The fact is that neither were particularly interesting characters in the first place, making their elevation to the status of soap super villains all the more ludicrous.  It would be easy to blame Sir Arthur Conan Doyle for the perception on the part of modern creative types that every heroic character needs an evil nemesis or a super villain to oppose, having created Professor Moriarty to oppose Sherlock Holmes.  But the fact is that Conan Doyle knew that Super villains or evil nemeses for ongoing heroic characters should be restricted to fleeting appearances, otherwise they would soon lose their impact.  The fact is that Moriarty only ever appears in a single short story - 'The Final Problem'.  His influence (from beyond the grave) is felt in 'The empty House' and his portrait appears in the novel The Valley of Fear, but the reality is that he isn't really a prominent character in the original canon as a whole. He was only created by Conan Doyle when he wanted to kill Holmes off and realised that only an opponent of the same magnitude of the Great Detective could achieve such a thing.  Sadly, both film makers and other writers who have taken up Conan Doyle's mantle have failed to realise that one of the things that keep the original stories continually interesting is the variety of villains and crimes Holmes investigates.  Being tied to continually having to battle the 'Napoleon of Crime' makes these Holmes continuations tiresome, forever repeating the same tired tropes.  

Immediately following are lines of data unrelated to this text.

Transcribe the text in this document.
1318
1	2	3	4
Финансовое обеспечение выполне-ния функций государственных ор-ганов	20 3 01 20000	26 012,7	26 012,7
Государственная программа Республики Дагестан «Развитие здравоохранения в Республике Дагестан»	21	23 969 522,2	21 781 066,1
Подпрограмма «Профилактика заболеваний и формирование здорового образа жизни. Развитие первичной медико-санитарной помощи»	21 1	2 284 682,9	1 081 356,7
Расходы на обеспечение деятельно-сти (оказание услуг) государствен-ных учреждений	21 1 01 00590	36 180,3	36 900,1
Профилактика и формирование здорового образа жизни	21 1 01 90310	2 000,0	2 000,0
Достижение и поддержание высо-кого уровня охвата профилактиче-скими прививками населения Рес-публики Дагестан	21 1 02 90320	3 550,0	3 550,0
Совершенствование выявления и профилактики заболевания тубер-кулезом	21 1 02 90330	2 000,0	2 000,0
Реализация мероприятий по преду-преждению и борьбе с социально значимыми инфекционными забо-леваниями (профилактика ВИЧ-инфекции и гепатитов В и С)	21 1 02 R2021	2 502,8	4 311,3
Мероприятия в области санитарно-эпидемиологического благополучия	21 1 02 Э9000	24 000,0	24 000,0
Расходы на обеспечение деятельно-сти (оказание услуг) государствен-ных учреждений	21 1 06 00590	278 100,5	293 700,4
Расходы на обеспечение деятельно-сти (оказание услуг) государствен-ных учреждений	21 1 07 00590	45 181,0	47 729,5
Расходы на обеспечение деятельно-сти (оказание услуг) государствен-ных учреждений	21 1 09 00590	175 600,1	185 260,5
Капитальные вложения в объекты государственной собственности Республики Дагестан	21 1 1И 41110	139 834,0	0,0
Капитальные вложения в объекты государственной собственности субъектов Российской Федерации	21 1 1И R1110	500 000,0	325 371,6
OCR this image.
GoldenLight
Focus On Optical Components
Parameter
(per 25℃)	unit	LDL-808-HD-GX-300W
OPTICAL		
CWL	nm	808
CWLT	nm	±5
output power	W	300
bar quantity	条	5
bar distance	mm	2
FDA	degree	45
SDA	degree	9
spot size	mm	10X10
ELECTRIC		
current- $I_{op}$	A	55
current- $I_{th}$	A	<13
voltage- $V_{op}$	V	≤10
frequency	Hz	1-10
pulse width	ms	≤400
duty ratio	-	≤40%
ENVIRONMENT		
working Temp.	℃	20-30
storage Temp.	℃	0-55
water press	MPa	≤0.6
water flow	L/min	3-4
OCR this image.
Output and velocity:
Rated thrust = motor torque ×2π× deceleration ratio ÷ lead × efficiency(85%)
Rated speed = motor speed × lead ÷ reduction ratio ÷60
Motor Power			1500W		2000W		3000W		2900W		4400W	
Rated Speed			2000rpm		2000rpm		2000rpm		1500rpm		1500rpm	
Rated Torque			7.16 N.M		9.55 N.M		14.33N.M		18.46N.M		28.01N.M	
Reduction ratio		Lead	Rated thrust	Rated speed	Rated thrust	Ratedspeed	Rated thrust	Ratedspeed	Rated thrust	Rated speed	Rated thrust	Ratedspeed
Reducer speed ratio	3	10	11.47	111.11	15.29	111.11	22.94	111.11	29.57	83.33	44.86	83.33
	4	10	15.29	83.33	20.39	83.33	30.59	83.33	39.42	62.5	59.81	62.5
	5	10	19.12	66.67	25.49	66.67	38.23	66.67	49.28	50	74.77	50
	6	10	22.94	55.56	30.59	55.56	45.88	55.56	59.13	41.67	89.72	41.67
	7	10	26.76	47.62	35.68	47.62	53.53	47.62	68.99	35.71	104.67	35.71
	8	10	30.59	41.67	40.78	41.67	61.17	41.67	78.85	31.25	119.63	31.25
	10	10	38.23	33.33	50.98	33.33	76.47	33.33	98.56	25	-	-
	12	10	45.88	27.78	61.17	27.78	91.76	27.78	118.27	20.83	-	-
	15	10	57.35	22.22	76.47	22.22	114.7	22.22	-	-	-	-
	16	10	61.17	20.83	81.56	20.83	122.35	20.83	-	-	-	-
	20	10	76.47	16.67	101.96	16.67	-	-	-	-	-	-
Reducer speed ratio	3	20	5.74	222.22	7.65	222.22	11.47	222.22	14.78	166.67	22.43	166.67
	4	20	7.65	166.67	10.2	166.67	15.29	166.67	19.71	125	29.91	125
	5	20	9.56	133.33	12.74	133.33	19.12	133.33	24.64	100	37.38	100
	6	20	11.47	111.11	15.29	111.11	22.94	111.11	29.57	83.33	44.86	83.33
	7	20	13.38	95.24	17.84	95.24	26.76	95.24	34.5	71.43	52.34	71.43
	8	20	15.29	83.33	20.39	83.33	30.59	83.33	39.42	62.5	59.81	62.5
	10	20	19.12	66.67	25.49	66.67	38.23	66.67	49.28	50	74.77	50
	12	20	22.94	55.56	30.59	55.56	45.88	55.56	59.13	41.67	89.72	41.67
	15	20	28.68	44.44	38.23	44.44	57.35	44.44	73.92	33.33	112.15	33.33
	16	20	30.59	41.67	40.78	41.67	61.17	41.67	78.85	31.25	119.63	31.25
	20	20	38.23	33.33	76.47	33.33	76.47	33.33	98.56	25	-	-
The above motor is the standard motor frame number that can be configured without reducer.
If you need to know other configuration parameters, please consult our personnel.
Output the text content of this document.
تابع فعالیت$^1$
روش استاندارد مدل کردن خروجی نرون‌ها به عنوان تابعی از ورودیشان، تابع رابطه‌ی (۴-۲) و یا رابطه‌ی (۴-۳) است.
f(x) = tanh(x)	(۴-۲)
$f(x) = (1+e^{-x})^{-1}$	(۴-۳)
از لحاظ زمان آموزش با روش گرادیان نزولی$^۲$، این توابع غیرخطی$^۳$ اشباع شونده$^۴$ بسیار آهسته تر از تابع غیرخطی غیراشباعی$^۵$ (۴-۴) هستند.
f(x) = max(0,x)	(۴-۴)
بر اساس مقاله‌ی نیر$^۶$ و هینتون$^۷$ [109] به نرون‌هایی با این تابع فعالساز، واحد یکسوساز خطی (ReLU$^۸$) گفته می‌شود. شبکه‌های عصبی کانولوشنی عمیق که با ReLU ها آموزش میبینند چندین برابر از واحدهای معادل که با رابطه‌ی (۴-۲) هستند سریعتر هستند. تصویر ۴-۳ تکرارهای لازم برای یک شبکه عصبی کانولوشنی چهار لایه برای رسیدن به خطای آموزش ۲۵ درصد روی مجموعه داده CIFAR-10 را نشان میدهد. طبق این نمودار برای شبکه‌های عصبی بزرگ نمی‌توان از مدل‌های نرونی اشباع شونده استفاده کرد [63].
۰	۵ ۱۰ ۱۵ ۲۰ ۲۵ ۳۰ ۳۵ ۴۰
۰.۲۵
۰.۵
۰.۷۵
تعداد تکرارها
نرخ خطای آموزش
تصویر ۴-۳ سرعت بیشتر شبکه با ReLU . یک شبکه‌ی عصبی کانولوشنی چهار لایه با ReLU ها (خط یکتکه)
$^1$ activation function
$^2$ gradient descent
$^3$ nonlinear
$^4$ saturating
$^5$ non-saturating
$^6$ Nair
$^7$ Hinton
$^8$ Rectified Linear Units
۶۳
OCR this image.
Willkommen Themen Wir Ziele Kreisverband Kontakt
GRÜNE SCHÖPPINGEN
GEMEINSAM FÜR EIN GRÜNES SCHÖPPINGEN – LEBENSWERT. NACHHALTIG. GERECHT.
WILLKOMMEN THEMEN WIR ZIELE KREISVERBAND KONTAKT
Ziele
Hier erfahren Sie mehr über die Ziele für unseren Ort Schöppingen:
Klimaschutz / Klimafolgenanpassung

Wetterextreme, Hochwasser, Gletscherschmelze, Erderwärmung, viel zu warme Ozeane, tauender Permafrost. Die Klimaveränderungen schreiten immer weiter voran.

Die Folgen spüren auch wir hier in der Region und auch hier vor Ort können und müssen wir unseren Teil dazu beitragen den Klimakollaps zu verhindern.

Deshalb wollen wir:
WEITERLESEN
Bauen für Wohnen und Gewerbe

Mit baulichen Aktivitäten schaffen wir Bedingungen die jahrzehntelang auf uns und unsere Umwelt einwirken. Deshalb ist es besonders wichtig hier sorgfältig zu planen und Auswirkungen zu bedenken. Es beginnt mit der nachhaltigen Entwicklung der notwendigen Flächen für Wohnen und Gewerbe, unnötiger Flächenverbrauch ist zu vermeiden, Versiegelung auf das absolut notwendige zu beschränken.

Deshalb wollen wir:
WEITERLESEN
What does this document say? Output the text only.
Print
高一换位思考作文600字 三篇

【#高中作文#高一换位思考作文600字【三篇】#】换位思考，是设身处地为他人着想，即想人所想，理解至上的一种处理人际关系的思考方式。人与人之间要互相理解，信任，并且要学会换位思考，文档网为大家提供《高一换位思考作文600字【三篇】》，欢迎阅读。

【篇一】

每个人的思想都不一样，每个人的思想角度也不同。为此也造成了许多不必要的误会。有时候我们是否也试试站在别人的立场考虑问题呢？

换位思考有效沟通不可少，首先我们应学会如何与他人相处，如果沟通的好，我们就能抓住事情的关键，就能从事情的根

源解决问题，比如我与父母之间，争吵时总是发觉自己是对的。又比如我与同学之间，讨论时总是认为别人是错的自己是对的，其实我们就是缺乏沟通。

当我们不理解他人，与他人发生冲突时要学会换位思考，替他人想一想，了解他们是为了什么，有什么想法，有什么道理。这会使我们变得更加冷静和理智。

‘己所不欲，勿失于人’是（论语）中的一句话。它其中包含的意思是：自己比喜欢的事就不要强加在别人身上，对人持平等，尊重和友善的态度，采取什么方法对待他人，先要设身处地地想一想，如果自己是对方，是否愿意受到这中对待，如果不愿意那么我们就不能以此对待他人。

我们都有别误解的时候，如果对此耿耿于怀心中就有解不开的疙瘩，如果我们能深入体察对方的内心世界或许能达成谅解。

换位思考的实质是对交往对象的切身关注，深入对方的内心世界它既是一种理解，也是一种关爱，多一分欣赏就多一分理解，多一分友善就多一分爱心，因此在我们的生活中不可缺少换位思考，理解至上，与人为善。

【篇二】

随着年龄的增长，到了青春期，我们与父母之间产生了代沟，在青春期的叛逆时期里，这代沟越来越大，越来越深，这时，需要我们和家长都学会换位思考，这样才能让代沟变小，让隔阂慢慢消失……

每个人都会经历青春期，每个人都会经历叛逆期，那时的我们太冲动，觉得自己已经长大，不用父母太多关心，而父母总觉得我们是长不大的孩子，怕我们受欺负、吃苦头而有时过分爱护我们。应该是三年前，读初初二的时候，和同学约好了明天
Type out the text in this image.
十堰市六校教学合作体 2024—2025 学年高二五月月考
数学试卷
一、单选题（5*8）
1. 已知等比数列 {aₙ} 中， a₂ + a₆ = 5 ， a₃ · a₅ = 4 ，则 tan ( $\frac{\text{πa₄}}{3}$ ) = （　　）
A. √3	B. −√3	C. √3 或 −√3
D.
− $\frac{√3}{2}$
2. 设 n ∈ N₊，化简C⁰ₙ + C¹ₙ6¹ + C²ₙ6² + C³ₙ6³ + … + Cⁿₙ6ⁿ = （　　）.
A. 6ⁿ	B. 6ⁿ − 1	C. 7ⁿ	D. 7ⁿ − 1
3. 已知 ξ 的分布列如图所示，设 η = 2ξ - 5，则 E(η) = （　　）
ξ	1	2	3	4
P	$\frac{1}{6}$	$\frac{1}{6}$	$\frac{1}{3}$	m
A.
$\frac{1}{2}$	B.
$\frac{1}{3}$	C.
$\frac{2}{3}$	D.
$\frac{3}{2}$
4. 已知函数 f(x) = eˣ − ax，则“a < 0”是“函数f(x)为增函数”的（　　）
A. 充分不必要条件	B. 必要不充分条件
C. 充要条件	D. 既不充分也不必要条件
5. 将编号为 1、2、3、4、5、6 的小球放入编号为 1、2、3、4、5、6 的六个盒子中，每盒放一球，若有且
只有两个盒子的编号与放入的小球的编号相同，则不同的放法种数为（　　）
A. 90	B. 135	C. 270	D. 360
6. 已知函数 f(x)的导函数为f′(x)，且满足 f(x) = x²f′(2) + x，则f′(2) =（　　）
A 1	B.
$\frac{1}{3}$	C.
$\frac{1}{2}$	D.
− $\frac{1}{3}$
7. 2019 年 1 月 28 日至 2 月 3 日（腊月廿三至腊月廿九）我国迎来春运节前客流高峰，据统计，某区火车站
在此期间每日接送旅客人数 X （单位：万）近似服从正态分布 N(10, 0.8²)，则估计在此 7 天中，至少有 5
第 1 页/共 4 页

I just don't like recurring villains - they are tedious.  Even as a kid, my heart used to sink when The Master turned up yet again in Dr Who.  Like Sherlock Holmes, one of the pleasures of the series for me was the sheer variety of foes and situations the doctor was involved with, but the Master was just boring - a one dimensional character along the lines of the moustache twirling villains of silent movies.  What's his motivation?  Well, he's just evil! Or crazy!  Or maybe both!  At one point in the seventies, the character was even more over used than the Daleks, (who are at least actually scary and sometimes actually vary their nefarious schemes), being revealed as the villain in every bloody story of Pertwee's second series.  Even when he's regenerated, The Master has remained the same dull, one dimensional character.  Increasingly, in fact, he's less of a character than a convenient deus ex machina.  Yet producer after producer seems to think that he's some kind of fan favourite.  Not with this fan, I can tell you.  Can't we just accept that once one of these super villains is defeated, that's it, they are finished and we never have to put up with them again?  OK, I know that Dr Who has a whole host of recurring monsters, but they, at least, represent entire races so, short of extinction, it is plausible that other examples will turn up after one lot has been defeated, but to have one individual keep bloody turning up is just ridiculous, not to mention boring.  Besides, monsters are inherently interesting.  (Except zombies, which I also, increasingly, find tedious, but that's mainly because they are too often poorly used in badly made films as just a convenient threat, rather than giving the concept underlying them any depth).  So, can we just have a moratorium on these bloody soap villains and evil nemeses returning and come up with new characters and plots instead?